De Palma will receive the festival’s Jaeger-LeCoultre Glory to the Filmmaker Award, dedicated to “personalities who have made particularly original contributions to contemporary cinema.”
Festival director Alberto Barbera said: “The child of an artistic era (the ‘70s) full of innovative ferment, Brian De Palma has made a name for himself as one of the most skillful directors in constructing perfect narrative mechanics with great creative freedom, experimenting with new technical solutions, rejecting the classic rules of the language, abandoning himself to aesthetic virtuosity, and celebrating his favorite authors.”
He added: “De Palma’s cinema is playful to the nth degree; it is a pleasure for the eyes and at the same time a game that tantalizes the cinephile. He has never lost the curiosity of the experimenter as he reinvents the already-seen, and when it comes to constructing and manipulating images, this fundamental trait makes De Palma one of the greatest innovators who came of age in the shadow of the New Hollywood.”
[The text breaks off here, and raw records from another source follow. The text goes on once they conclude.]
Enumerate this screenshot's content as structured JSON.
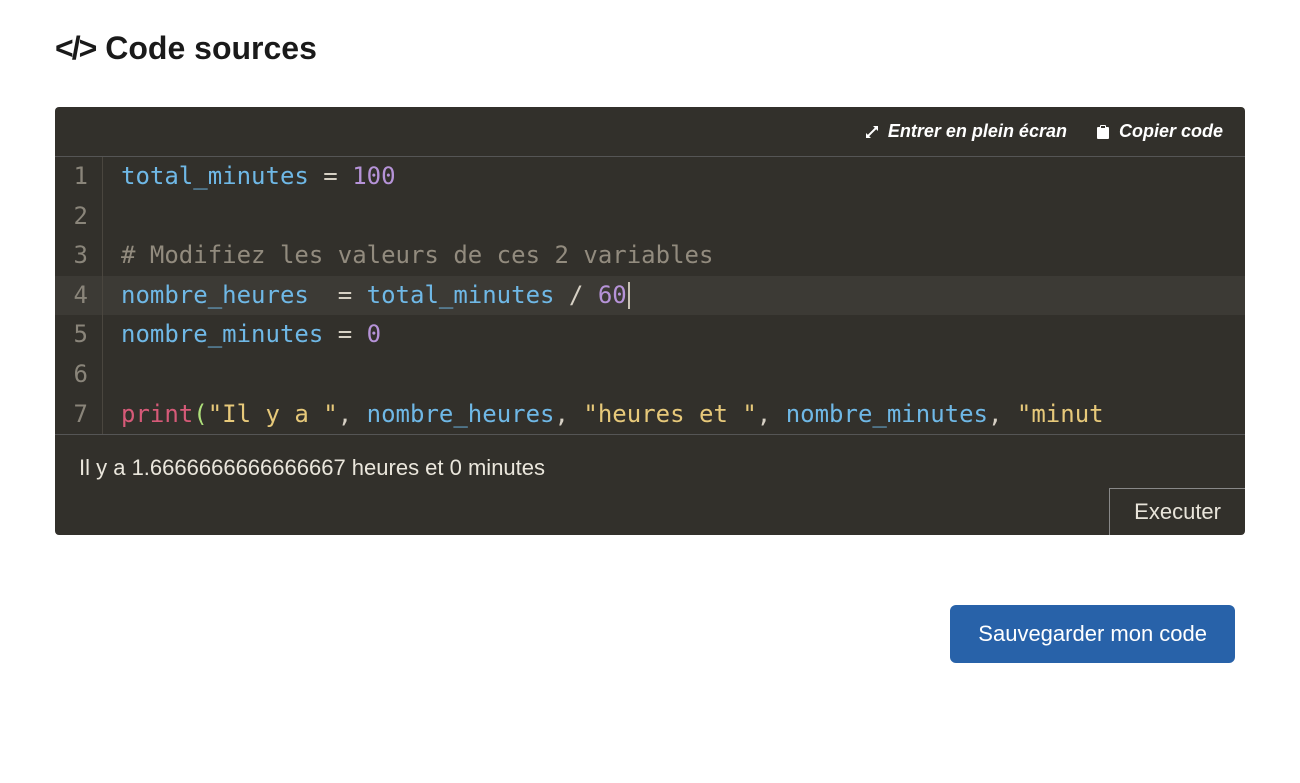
{
  "header": {
    "title": "Code sources"
  },
  "toolbar": {
    "fullscreen_label": "Entrer en plein écran",
    "copy_label": "Copier code"
  },
  "code": {
    "active_line": 4,
    "lines": [
      {
        "n": 1,
        "tokens": [
          {
            "cls": "tok-var",
            "t": "total_minutes"
          },
          {
            "cls": "tok-op",
            "t": " = "
          },
          {
            "cls": "tok-num",
            "t": "100"
          }
        ]
      },
      {
        "n": 2,
        "tokens": []
      },
      {
        "n": 3,
        "tokens": [
          {
            "cls": "tok-com",
            "t": "# Modifiez les valeurs de ces 2 variables"
          }
        ]
      },
      {
        "n": 4,
        "tokens": [
          {
            "cls": "tok-var",
            "t": "nombre_heures"
          },
          {
            "cls": "tok-op",
            "t": "  = "
          },
          {
            "cls": "tok-var",
            "t": "total_minutes"
          },
          {
            "cls": "tok-op",
            "t": " / "
          },
          {
            "cls": "tok-num",
            "t": "60"
          }
        ],
        "cursor_after": true
      },
      {
        "n": 5,
        "tokens": [
          {
            "cls": "tok-var",
            "t": "nombre_minutes"
          },
          {
            "cls": "tok-op",
            "t": " = "
          },
          {
            "cls": "tok-num",
            "t": "0"
          }
        ]
      },
      {
        "n": 6,
        "tokens": []
      },
      {
        "n": 7,
        "tokens": [
          {
            "cls": "tok-fn",
            "t": "print"
          },
          {
            "cls": "tok-par",
            "t": "("
          },
          {
            "cls": "tok-str",
            "t": "\"Il y a \""
          },
          {
            "cls": "tok-op",
            "t": ", "
          },
          {
            "cls": "tok-var",
            "t": "nombre_heures"
          },
          {
            "cls": "tok-op",
            "t": ", "
          },
          {
            "cls": "tok-str",
            "t": "\"heures et \""
          },
          {
            "cls": "tok-op",
            "t": ", "
          },
          {
            "cls": "tok-var",
            "t": "nombre_minutes"
          },
          {
            "cls": "tok-op",
            "t": ", "
          },
          {
            "cls": "tok-str",
            "t": "\"minut"
          }
        ]
      }
    ]
  },
  "output": {
    "text": "Il y a  1.6666666666666667 heures et  0 minutes"
  },
  "buttons": {
    "execute": "Executer",
    "save": "Sauvegarder mon code"
  }
}
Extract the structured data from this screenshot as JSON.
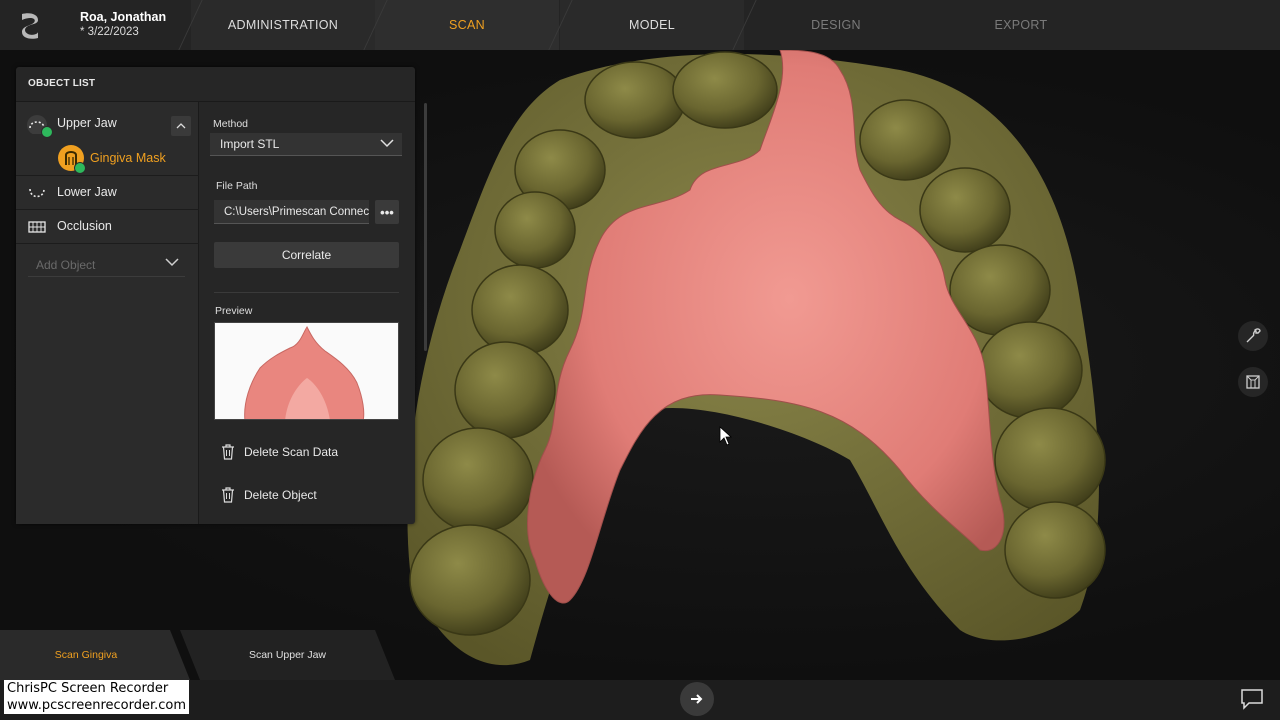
{
  "patient": {
    "name": "Roa, Jonathan",
    "date": "* 3/22/2023"
  },
  "tabs": [
    {
      "label": "ADMINISTRATION",
      "state": "enabled"
    },
    {
      "label": "SCAN",
      "state": "active"
    },
    {
      "label": "MODEL",
      "state": "enabled"
    },
    {
      "label": "DESIGN",
      "state": "disabled"
    },
    {
      "label": "EXPORT",
      "state": "disabled"
    }
  ],
  "panel": {
    "title": "OBJECT LIST",
    "objects": [
      {
        "label": "Upper Jaw",
        "icon": "upper-jaw-icon",
        "status": "complete"
      },
      {
        "label": "Gingiva Mask",
        "icon": "gingiva-mask-icon",
        "status": "complete",
        "selected": true
      },
      {
        "label": "Lower Jaw",
        "icon": "lower-jaw-icon"
      },
      {
        "label": "Occlusion",
        "icon": "occlusion-icon"
      }
    ],
    "add_object_placeholder": "Add Object",
    "method_label": "Method",
    "method_value": "Import STL",
    "filepath_label": "File Path",
    "filepath_value": "C:\\Users\\Primescan Connect",
    "browse_label": "•••",
    "correlate_label": "Correlate",
    "preview_label": "Preview",
    "delete_scan_label": "Delete Scan Data",
    "delete_object_label": "Delete Object"
  },
  "workflow": {
    "scan_gingiva": "Scan Gingiva",
    "scan_upper_jaw": "Scan Upper Jaw",
    "active": "Scan Gingiva"
  },
  "side_tools": [
    "wrench-icon",
    "view-cube-icon"
  ],
  "bottom": {
    "next_icon": "arrow-right-icon",
    "chat_icon": "chat-icon"
  },
  "watermark": {
    "line1": "ChrisPC Screen Recorder",
    "line2": "www.pcscreenrecorder.com"
  },
  "colors": {
    "accent": "#f0a020",
    "success": "#2eb85c",
    "gingiva": "#e8837e",
    "teeth": "#6e6a30"
  }
}
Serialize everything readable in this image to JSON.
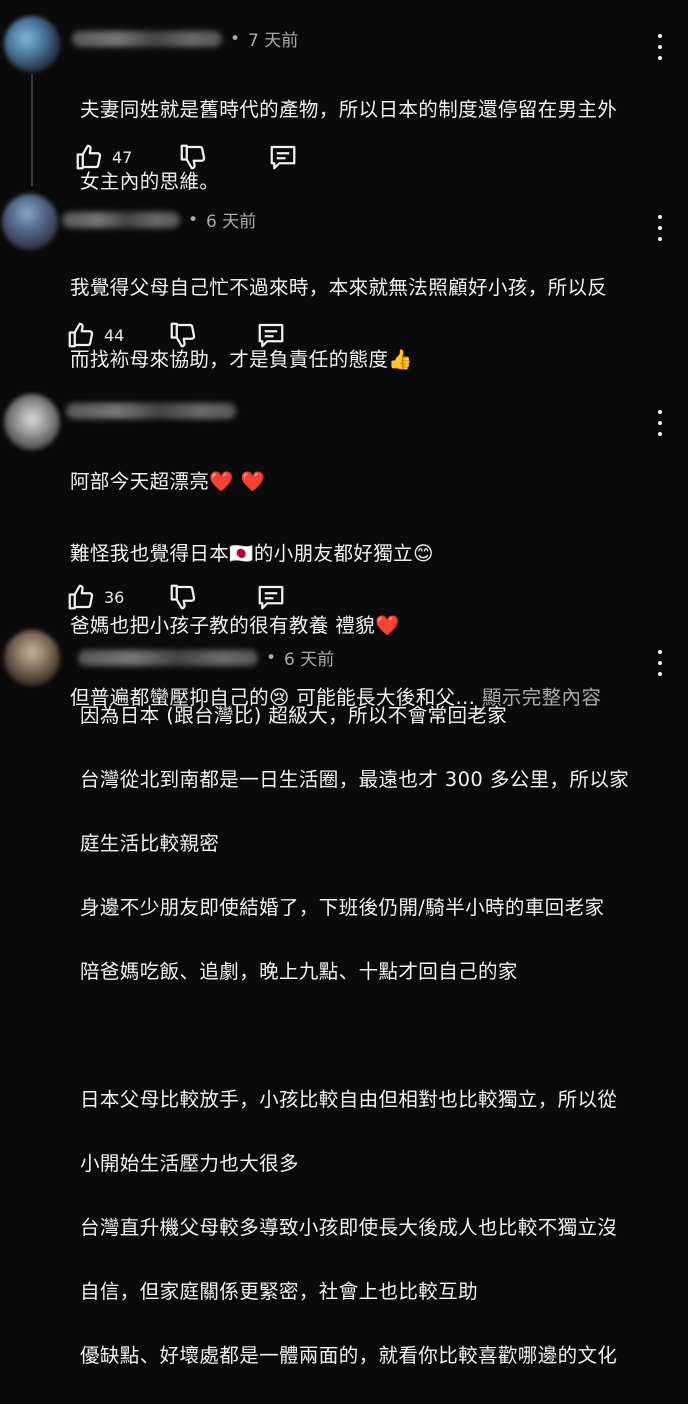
{
  "comments": [
    {
      "time": "7 天前",
      "lines": [
        "夫妻同姓就是舊時代的產物，所以日本的制度還停留在男主外",
        "女主內的思維。"
      ],
      "likes": "47"
    },
    {
      "time": "6 天前",
      "lines": [
        "我覺得父母自己忙不過來時，本來就無法照顧好小孩，所以反",
        "而找袮母來協助，才是負責任的態度👍"
      ],
      "likes": "44"
    },
    {
      "time": "",
      "lines": [
        "阿部今天超漂亮❤️ ❤️",
        "難怪我也覺得日本🇯🇵的小朋友都好獨立😊",
        "爸媽也把小孩子教的很有教養 禮貌❤️",
        "但普遍都蠻壓抑自己的😢 可能能長大後和父..."
      ],
      "show_more": "顯示完整內容",
      "likes": "36"
    },
    {
      "time": "6 天前",
      "lines": [
        "因為日本 (跟台灣比) 超級大，所以不會常回老家",
        "台灣從北到南都是一日生活圈，最遠也才 300 多公里，所以家",
        "庭生活比較親密",
        "身邊不少朋友即使結婚了，下班後仍開/騎半小時的車回老家",
        "陪爸媽吃飯、追劇，晚上九點、十點才回自己的家",
        "",
        "日本父母比較放手，小孩比較自由但相對也比較獨立，所以從",
        "小開始生活壓力也大很多",
        "台灣直升機父母較多導致小孩即使長大後成人也比較不獨立沒",
        "自信，但家庭關係更緊密，社會上也比較互助",
        "優缺點、好壞處都是一體兩面的，就看你比較喜歡哪邊的文化"
      ]
    }
  ],
  "icons": [
    "thumb-up-icon",
    "thumb-down-icon",
    "reply-icon",
    "more-vert-icon"
  ]
}
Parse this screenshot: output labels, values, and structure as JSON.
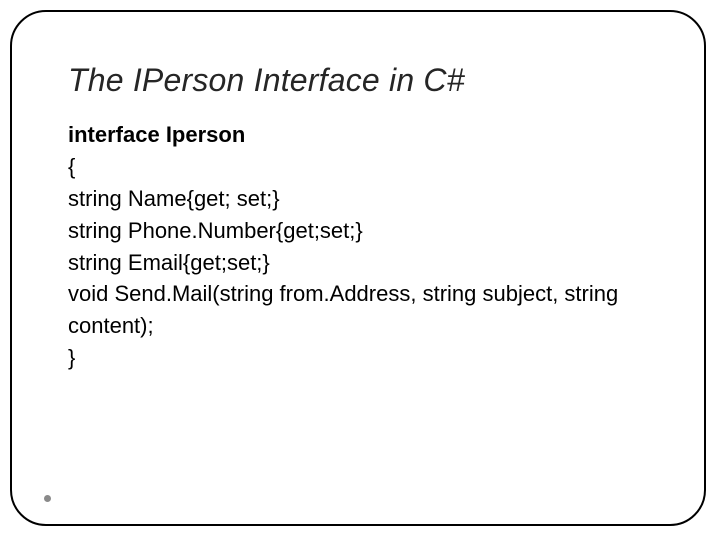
{
  "title": "The IPerson Interface in C#",
  "code": {
    "decl": "interface Iperson",
    "open": "{",
    "l1": "string Name{get; set;}",
    "l2": "string Phone.Number{get;set;}",
    "l3": "string Email{get;set;}",
    "l4": "void Send.Mail(string from.Address, string subject, string content);",
    "close": "}"
  }
}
The award will be given to De Palma on September 9 in the Sala Grande of the Palazzo del Cinema. Following the ceremony, the festival will present the world premiere, out of competition, of the documentary “De Palma,” which is directed by Noah Baumbach and Jake Paltrow. The film grew out of the time the two directors’ have spent with De Palma over more than 10 years, in which they chronicle De Palma’s six-decade long career, his life and his filmmaking process.